Watch Water Resistence_Martins of Glasgow

Water-Resistant Watches: An Easy-to-Understand Guide

Water-resistance is one of the primary features that watch lovers look for when shopping around for a new or second-hand timepiece. We come into contact with water on a daily basis and buying a water-resistant watch ensures your favourite timepiece won’t be ruined.

Watches that are water-resistant will have a specific rating, which indicates what you can and can’t do with it. Let’s get into the specifics.

Water-Resistant Watches vs. Waterproof Watches

No watch is 100% waterproof, which is why the majority of watches are labelled as water-resistant and have a metre rating.

The difference between a water-resistant timepiece and one that is waterproof is linked to how much water it can be exposed to before it breaks. This aside, almost any watch will break if it’s placed under enough water pressure.

There are a handful of waterproof watches available though, the Rolex Deepsea Challenge being one of them. Even this watch can’t go below 12,000 metres though.
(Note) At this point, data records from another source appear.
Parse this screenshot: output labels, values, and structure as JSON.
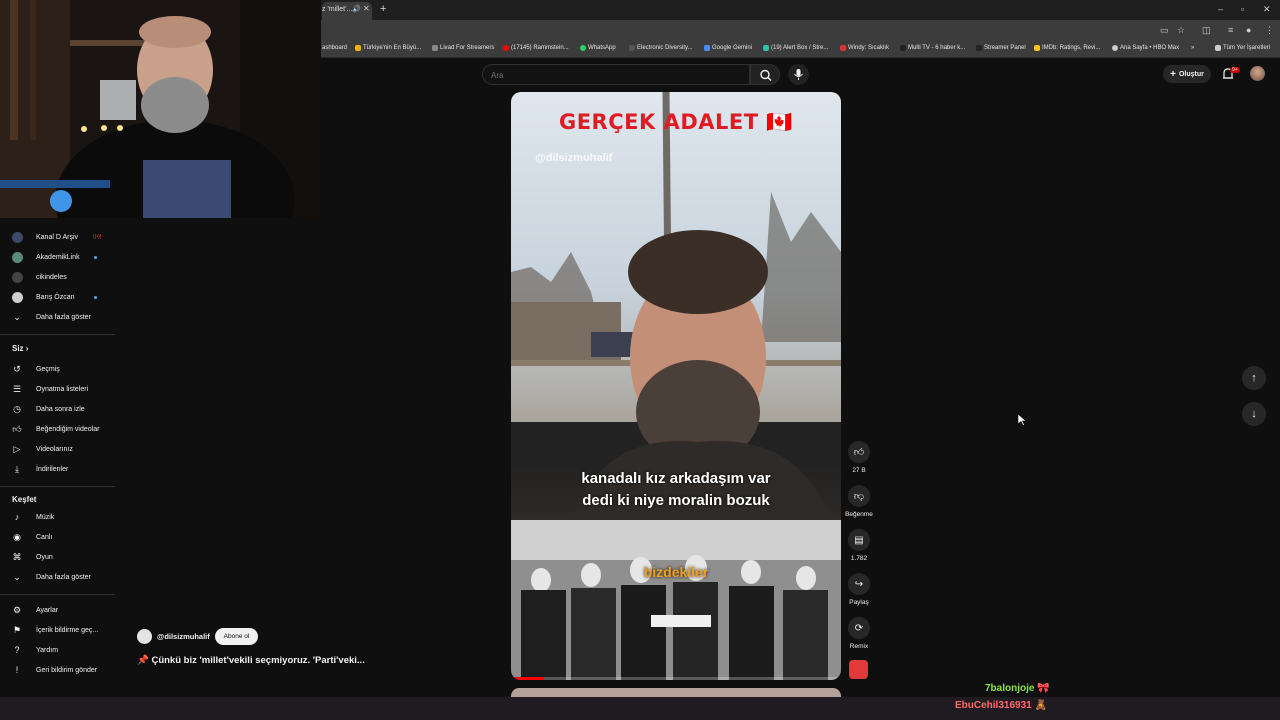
{
  "browser": {
    "tab_title": "z 'millet'...",
    "bookmarks": [
      "ashboard",
      "Türkiye'nin En Büyü...",
      "Livad For Streamers",
      "(17145) Rammstein...",
      "WhatsApp",
      "Electronic Diversity...",
      "Google Gemini",
      "(19) Alert Box / Stre...",
      "Windy: Sıcaklık",
      "Multi TV - 6 haber k...",
      "Streamer Panel",
      "IMDb: Ratings, Revi...",
      "Ana Sayfa • HBO Max"
    ],
    "bookmarks_more": "»",
    "all_bookmarks": "Tüm Yer İşaretleri"
  },
  "header": {
    "search_placeholder": "Ara",
    "create_label": "Oluştur",
    "notif_count": "9+"
  },
  "sidebar": {
    "channels": [
      {
        "label": "Kanal D Arşiv",
        "color": "#3a4a6a",
        "badge": "((•))"
      },
      {
        "label": "AkademikLink",
        "color": "#5a8a7a",
        "badge": "•"
      },
      {
        "label": "cikindeles",
        "color": "#444444",
        "badge": ""
      },
      {
        "label": "Barış Özcan",
        "color": "#cfcfcf",
        "badge": "•"
      }
    ],
    "show_more": "Daha fazla göster",
    "you_section": "Siz",
    "you_items": [
      {
        "label": "Geçmiş",
        "icon": "history-icon"
      },
      {
        "label": "Oynatma listeleri",
        "icon": "playlist-icon"
      },
      {
        "label": "Daha sonra izle",
        "icon": "clock-icon"
      },
      {
        "label": "Beğendiğim videolar",
        "icon": "thumbs-up-icon"
      },
      {
        "label": "Videolarınız",
        "icon": "video-icon"
      },
      {
        "label": "İndirilenler",
        "icon": "download-icon"
      }
    ],
    "explore_section": "Keşfet",
    "explore_items": [
      {
        "label": "Müzik",
        "icon": "music-icon"
      },
      {
        "label": "Canlı",
        "icon": "live-icon"
      },
      {
        "label": "Oyun",
        "icon": "gaming-icon"
      }
    ],
    "show_more_2": "Daha fazla göster",
    "bottom_items": [
      {
        "label": "Ayarlar",
        "icon": "settings-icon"
      },
      {
        "label": "İçerik bildirme geç...",
        "icon": "flag-icon"
      },
      {
        "label": "Yardım",
        "icon": "help-icon"
      },
      {
        "label": "Geri bildirim gönder",
        "icon": "feedback-icon"
      }
    ]
  },
  "video": {
    "title_overlay": "GERÇEK ADALET 🇨🇦",
    "watermark": "@dilsizmuhalif",
    "subtitle_line1": "kanadalı kız arkadaşım var",
    "subtitle_line2": "dedi ki niye moralin bozuk",
    "lower_label": "bizdekiler",
    "progress": 0.1
  },
  "actions": {
    "like_count": "27 B",
    "dislike_label": "Beğenme",
    "comment_count": "1.782",
    "share_label": "Paylaş",
    "remix_label": "Remix"
  },
  "channel": {
    "name": "@dilsizmuhalif",
    "subscribe_label": "Abone ol",
    "caption": "📌 Çünkü biz 'millet'vekili seçmiyoruz. 'Parti'veki..."
  },
  "chat": {
    "user1": "7balonjoje 🎀",
    "user2": "EbuCehil316931 🧸"
  }
}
If you want to shop around for a waterproof watch, you might be looking around for a while. Rather look for a good water-resistant piece.

Understanding the Rating of a Water-Resistant Watch

Water-resistant watches will have a depth rating and each watch will be different, depending on the brand and model you choose.
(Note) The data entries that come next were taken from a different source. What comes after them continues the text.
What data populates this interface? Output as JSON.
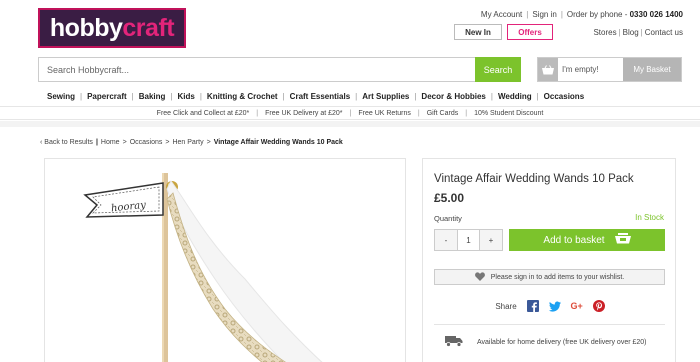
{
  "header": {
    "logo": {
      "part1": "hobby",
      "part2": "craft"
    },
    "toplinks": {
      "account": "My Account",
      "signin": "Sign in",
      "order_prefix": "Order by phone - ",
      "phone": "0330 026 1400"
    },
    "new_in": "New In",
    "offers": "Offers",
    "storelinks": {
      "stores": "Stores",
      "blog": "Blog",
      "contact": "Contact us"
    }
  },
  "search": {
    "placeholder": "Search Hobbycraft...",
    "button": "Search"
  },
  "basket": {
    "status": "I'm empty!",
    "label": "My Basket"
  },
  "nav": [
    "Sewing",
    "Papercraft",
    "Baking",
    "Kids",
    "Knitting & Crochet",
    "Craft Essentials",
    "Art Supplies",
    "Decor & Hobbies",
    "Wedding",
    "Occasions"
  ],
  "promo": [
    "Free Click and Collect at £20*",
    "Free UK Delivery at £20*",
    "Free UK Returns",
    "Gift Cards",
    "10% Student Discount"
  ],
  "breadcrumb": {
    "back": "Back to Results",
    "home": "Home",
    "occasions": "Occasions",
    "hen_party": "Hen Party",
    "current": "Vintage Affair Wedding Wands 10 Pack"
  },
  "product_image": {
    "flag_text": "hooray"
  },
  "product": {
    "title": "Vintage Affair Wedding Wands 10 Pack",
    "price": "£5.00",
    "quantity_label": "Quantity",
    "stock": "In Stock",
    "qty_minus": "-",
    "qty_value": "1",
    "qty_plus": "+",
    "add_to_basket": "Add to basket",
    "wishlist": "Please sign in to add items to your wishlist.",
    "share_label": "Share",
    "delivery": "Available for home delivery (free UK delivery over £20)"
  },
  "colors": {
    "brand_purple": "#3a1d44",
    "brand_pink": "#e2247a",
    "accent_green": "#7cc32c"
  }
}
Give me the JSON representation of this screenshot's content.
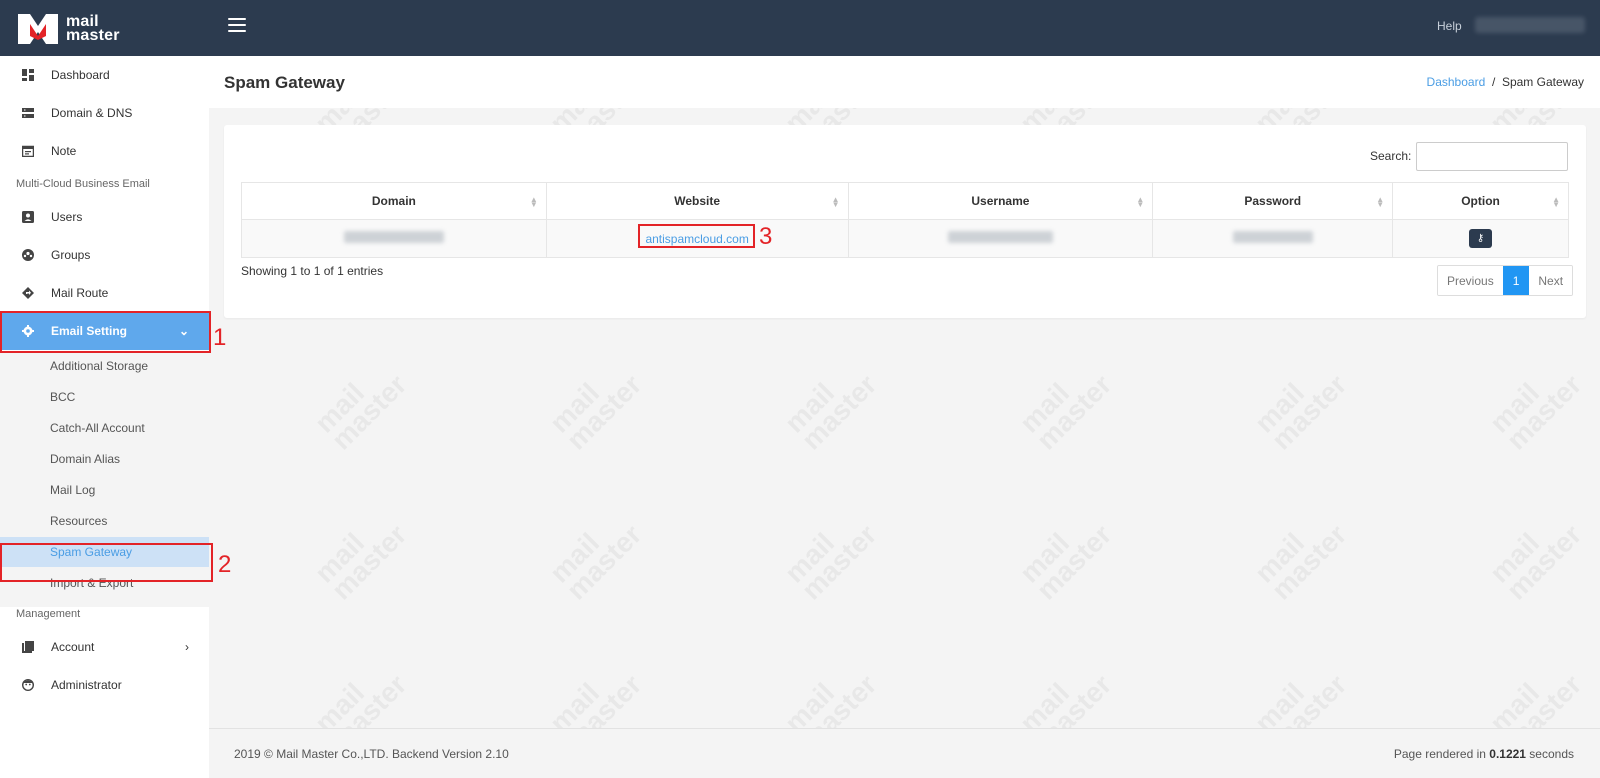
{
  "brand": {
    "line1": "mail",
    "line2": "master"
  },
  "topbar": {
    "help": "Help"
  },
  "sidebar": {
    "items": [
      {
        "label": "Dashboard"
      },
      {
        "label": "Domain & DNS"
      },
      {
        "label": "Note"
      }
    ],
    "section1": "Multi-Cloud Business Email",
    "items2": [
      {
        "label": "Users"
      },
      {
        "label": "Groups"
      },
      {
        "label": "Mail Route"
      },
      {
        "label": "Email Setting"
      }
    ],
    "sub_items": [
      "Additional Storage",
      "BCC",
      "Catch-All Account",
      "Domain Alias",
      "Mail Log",
      "Resources",
      "Spam Gateway",
      "Import & Export"
    ],
    "section2": "Management",
    "items3": [
      {
        "label": "Account"
      },
      {
        "label": "Administrator"
      }
    ]
  },
  "annotations": {
    "n1": "1",
    "n2": "2",
    "n3": "3"
  },
  "page": {
    "title": "Spam Gateway",
    "breadcrumb_home": "Dashboard",
    "breadcrumb_sep": "/",
    "breadcrumb_current": "Spam Gateway"
  },
  "table": {
    "search_label": "Search:",
    "columns": [
      "Domain",
      "Website",
      "Username",
      "Password",
      "Option"
    ],
    "rows": [
      {
        "website": "antispamcloud.com"
      }
    ],
    "showing": "Showing 1 to 1 of 1 entries",
    "pager": {
      "prev": "Previous",
      "current": "1",
      "next": "Next"
    }
  },
  "footer": {
    "left": "2019 © Mail Master Co.,LTD. Backend Version 2.10",
    "right_prefix": "Page rendered in ",
    "right_value": "0.1221",
    "right_suffix": " seconds"
  },
  "colors": {
    "topbar": "#2c3b4f",
    "accent": "#5fa8ec",
    "link": "#4a9de4",
    "annotation": "#e32327"
  }
}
What many people don’t know is that the depth rating is not full proof. It merely means that a watch can be used at its maximum depth for a short period of time. For example, a watch with a depth rating of 100M, can probably only be used a fraction of that rating.

Here’s an idea of what you can and can’t do with your watch based on its water-resistance rating.

  • 50M/165 ft: The most you can do is shower with the watch.
  • 100M/330 ft:You can swim with the watch but only in shallow water.
  • 300M/1000 ft:You can swim in deep water or scuba dive with this watch.
  • 1000M/3000 ft:The watch is ideal for deep sea diving.

If your watch is not water-resistant, it can’t even be exposed to water when cleaning it. The more water-resistant a watch is, the smaller it will be.

Caring for Your Water-Resistant Watch

Once you’ve purchased a water-resistant watch, here’s how you can extend its life:

  • Have the battery changed by a professional. If you have a water-resistant watch, let a professional change the battery so that the seal can be checked. If the seal malfunctions, water will ruin your watch.
  • Rinse your watch after swimming in saltwater. If you’re planning to dive or swim in the sea, rinse your watch in freshwater and dry it thoroughly afterwards. Corrosive salt can ruin your watch if it builds up.
  • Watch your leather strap. If your timepiece has a leather strap, remember that it’s not very resistant to water, so you may want to keep exposure to a minimum.
  • Steam is not ideal. Even if your watch is water-resistant, it’s best to take it off before spending time in a hot sauna. The heat can cause the seal to expand, which will compromise the watch’s protection.

If you notice any water droplets inside your watch, take it to a repair centre as soon as you can. Depending on the extent of the damage, some watches can still be salvaged if water got into the internal mechanisms.